Skip to contents

Use posterior predictive draws and a sampling-importance resampling (SIR) algorithm to approximate the cross-validated predictive squared error loss. The empirical squared error loss (i.e., the usual quantity in cross-validation) is also returned. The values are computed relative to the "best" subset according to minimum empirical squared error loss.
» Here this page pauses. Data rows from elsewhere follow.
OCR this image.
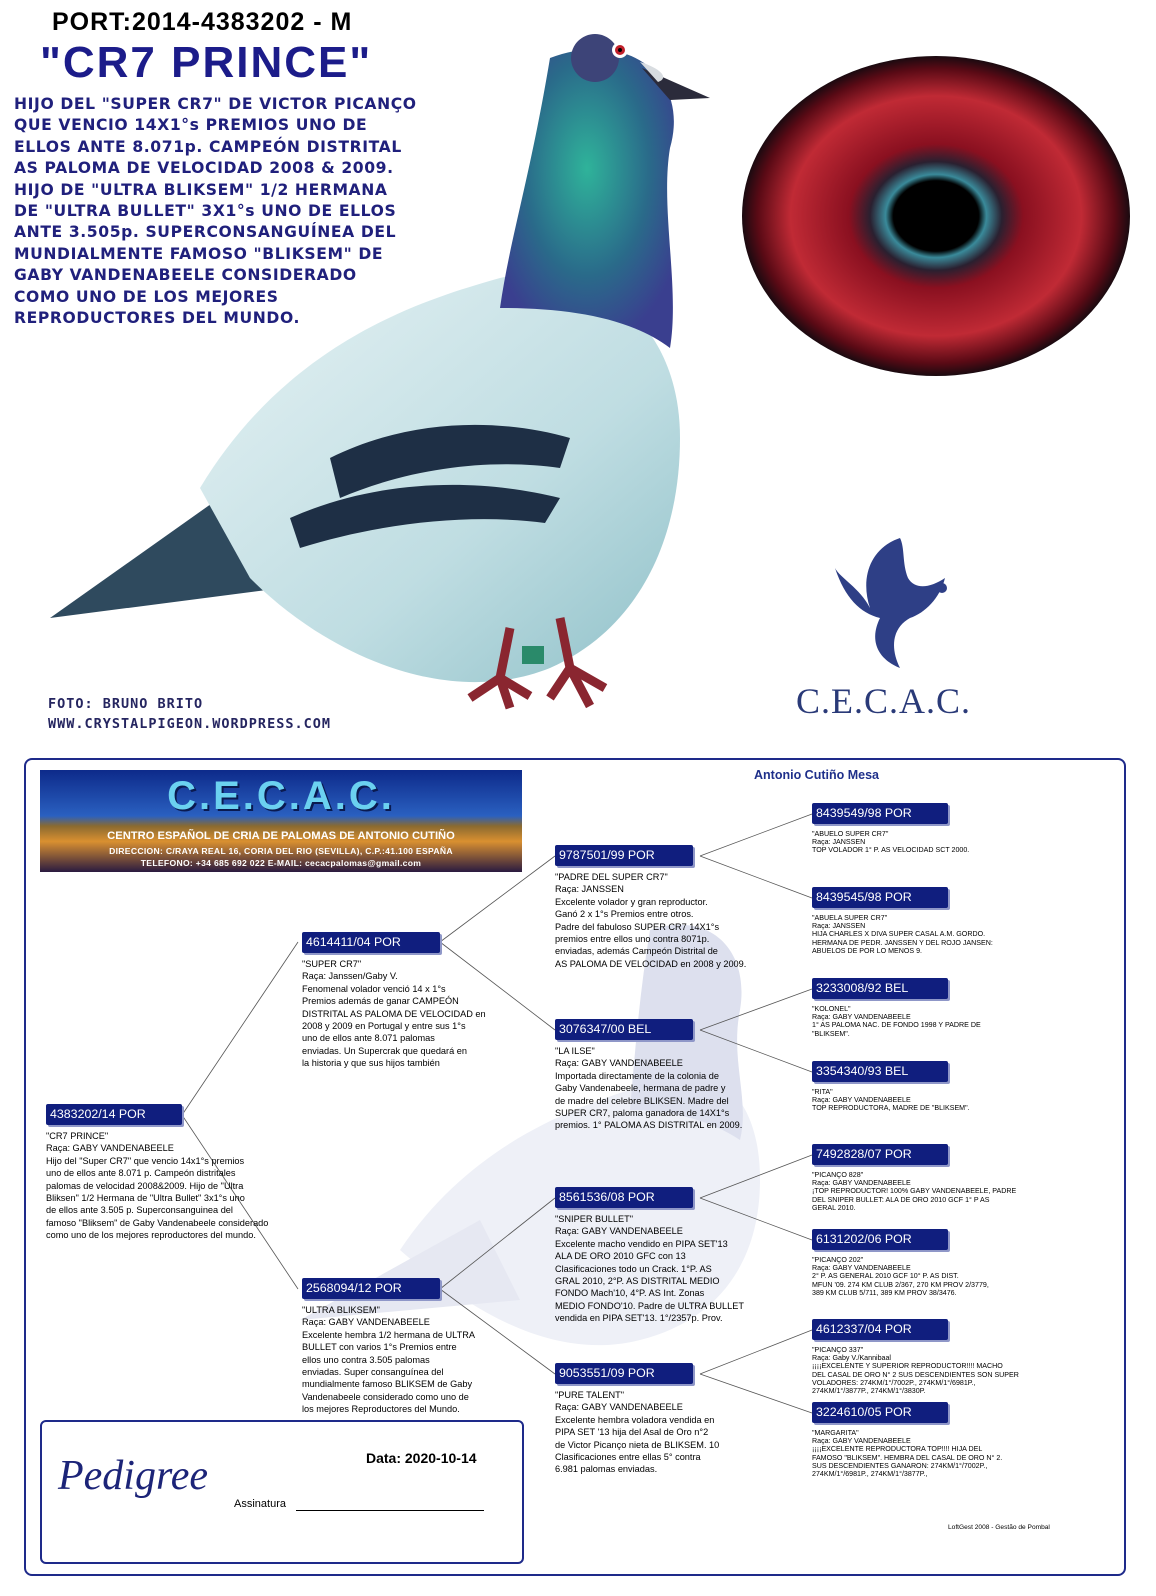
PORT:2014-4383202 - M
"CR7 PRINCE"
HIJO DEL "SUPER CR7" DE VICTOR PICANÇO
QUE VENCIO 14X1°s PREMIOS UNO DE
ELLOS ANTE 8.071p. CAMPEÓN DISTRITAL
AS PALOMA DE VELOCIDAD 2008 & 2009.
HIJO DE "ULTRA BLIKSEM" 1/2 HERMANA
DE "ULTRA BULLET" 3X1°s UNO DE ELLOS
ANTE 3.505p. SUPERCONSANGUÍNEA DEL
MUNDIALMENTE FAMOSO "BLIKSEM" DE
GABY VANDENABEELE CONSIDERADO
COMO UNO DE LOS MEJORES
REPRODUCTORES DEL MUNDO.
FOTO: BRUNO BRITO
WWW.CRYSTALPIGEON.WORDPRESS.COM
C.E.C.A.C.
Antonio Cutiño Mesa
C.E.C.A.C.
CENTRO ESPAÑOL DE CRIA DE PALOMAS DE ANTONIO CUTIÑO
DIRECCION: C/RAYA REAL 16, CORIA DEL RIO (SEVILLA), C.P.:41.100 ESPAÑA
TELEFONO: +34 685 692 022 E-MAIL: cecacpalomas@gmail.com
4383202/14 POR
"CR7 PRINCE"
Raça: GABY VANDENABEELE
Hijo del "Super CR7" que vencio 14x1°s premios
uno de ellos ante 8.071 p. Campeón distritales
palomas de velocidad 2008&2009. Hijo de "Ultra
Bliksen" 1/2 Hermana de "Ultra Bullet" 3x1°s uno
de ellos ante 3.505 p. Superconsanguinea del
famoso "Bliksem" de Gaby Vandenabeele considerado
como uno de los mejores reproductores del mundo.
4614411/04 POR
"SUPER CR7"
Raça: Janssen/Gaby V.
Fenomenal volador venció 14 x 1°s
Premios además de ganar CAMPEÓN
DISTRITAL AS PALOMA DE VELOCIDAD en
2008 y 2009 en Portugal y entre sus 1°s
uno de ellos ante 8.071 palomas
enviadas. Un Supercrak que quedará en
la historia y que sus hijos también
2568094/12 POR
"ULTRA BLIKSEM"
Raça: GABY VANDENABEELE
Excelente hembra 1/2 hermana de ULTRA
BULLET con varios 1°s Premios entre
ellos uno contra 3.505 palomas
enviadas. Super consanguínea del
mundialmente famoso BLIKSEM de Gaby
Vandenabeele considerado como uno de
los mejores Reproductores del Mundo.
9787501/99 POR
"PADRE DEL SUPER CR7"
Raça: JANSSEN
Excelente volador y gran reproductor.
Ganó 2 x 1°s Premios entre otros.
Padre del fabuloso SUPER CR7 14X1°s
premios entre ellos uno contra 8071p.
enviadas, además Campeón Distrital de
AS PALOMA DE VELOCIDAD en 2008 y 2009.
3076347/00 BEL
"LA ILSE"
Raça: GABY VANDENABEELE
Importada directamente de la colonia de
Gaby Vandenabeele, hermana de padre y
de madre del celebre BLIKSEN. Madre del
SUPER CR7, paloma ganadora de 14X1°s
premios. 1° PALOMA AS DISTRITAL en 2009.
8561536/08 POR
"SNIPER BULLET"
Raça: GABY VANDENABEELE
Excelente macho vendido en PIPA SET'13
ALA DE ORO 2010 GFC con 13
Clasificaciones todo un Crack. 1°P. AS
GRAL 2010, 2°P. AS DISTRITAL MEDIO
FONDO Mach'10, 4°P. AS Int. Zonas
MEDIO FONDO'10. Padre de ULTRA BULLET
vendida en PIPA SET'13. 1°/2357p. Prov.
9053551/09 POR
"PURE TALENT"
Raça: GABY VANDENABEELE
Excelente hembra voladora vendida en
PIPA SET '13 hija del Asal de Oro n°2
de Victor Picanço nieta de BLIKSEM. 10
Clasificaciones entre ellas 5° contra
6.981 palomas enviadas.
8439549/98 POR
"ABUELO SUPER CR7"
Raça: JANSSEN
TOP VOLADOR 1° P. AS VELOCIDAD SCT 2000.
8439545/98 POR
"ABUELA SUPER CR7"
Raça: JANSSEN
HIJA CHARLES X DIVA SUPER CASAL A.M. GORDO.
HERMANA DE PEDR. JANSSEN Y DEL ROJO JANSEN:
ABUELOS DE POR LO MENOS 9.
3233008/92 BEL
"KOLONEL"
Raça: GABY VANDENABEELE
1° AS PALOMA NAC. DE FONDO 1998 Y PADRE DE
"BLIKSEM".
3354340/93 BEL
"RITA"
Raça: GABY VANDENABEELE
TOP REPRODUCTORA, MADRE DE "BLIKSEM".
7492828/07 POR
"PICANÇO 828"
Raça: GABY VANDENABEELE
¡TOP REPRODUCTOR! 100% GABY VANDENABEELE, PADRE
DEL SNIPER BULLET: ALA DE ORO 2010 GCF 1° P AS
GERAL 2010.
6131202/06 POR
"PICANÇO 202"
Raça: GABY VANDENABEELE
2° P. AS GENERAL 2010 GCF 10° P. AS DIST.
MFUN '09. 274 KM CLUB 2/367, 270 KM PROV 2/3779,
389 KM CLUB 5/711, 389 KM PROV 38/3476.
4612337/04 POR
"PICANÇO 337"
Raça: Gaby V./Kannibaal
¡¡¡¡EXCELENTE Y SUPERIOR REPRODUCTOR!!!! MACHO
DEL CASAL DE ORO N° 2 SUS DESCENDIENTES SON SUPER
VOLADORES: 274KM/1°/7002P., 274KM/1°/6981P.,
274KM/1°/3877P., 274KM/1°/3830P.
3224610/05 POR
"MARGARITA"
Raça: GABY VANDENABEELE
¡¡¡¡EXCELENTE REPRODUCTORA TOP!!!! HIJA DEL
FAMOSO "BLIKSEM". HEMBRA DEL CASAL DE ORO N° 2.
SUS DESCENDIENTES GANARON: 274KM/1°/7002P.,
274KM/1°/6981P., 274KM/1°/3877P.,
Pedigree	Data: 2020-10-14
Assinatura
LoftGest 2008 - Gestão de Pombal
Specifically, these quantities are computed for a collection of linear models that are fit to the Bayesian model output, where each linear model features a different subset of predictors.

Usage

pp_loss(
  post_y_pred,
  post_lpd,
  XX,
  yy,
  indicators,
  post_y_hat = NULL,
  K = 10,
  sir_frac = 0.5
)

Arguments

post_y_pred

S x n matrix of posterior predictive draws at the given XX covariate values

post_lpd

S evaluations of the log-likelihood computed at each posterior draw of the parameters

XX

n x p matrix of covariates at which to evaluate

yy

n-dimensional vector of response variables

indicators

L x p matrix of inclusion indicators (booleans) where each row denotes a candidate subset

post_y_hat

S x n matrix of posterior fitted values at the given XX covariate values

K

number of cross-validation folds

sir_frac

fraction of the posterior samples to use for SIR

Value

a list with two elements: pred_loss and emp_loss

for the predictive and empirical loss, respectively, for each subset.

Details

The quantity post_y_hat is the conditional expectation of the response for each covariate value (columns) and using the parameters sampled from the posterior (rows). For Bayesian linear regression, this term is X %*% beta. If unspecified, the algorithm will instead use post_y_pred, which is still correct but has lower Monte Carlo efficiency.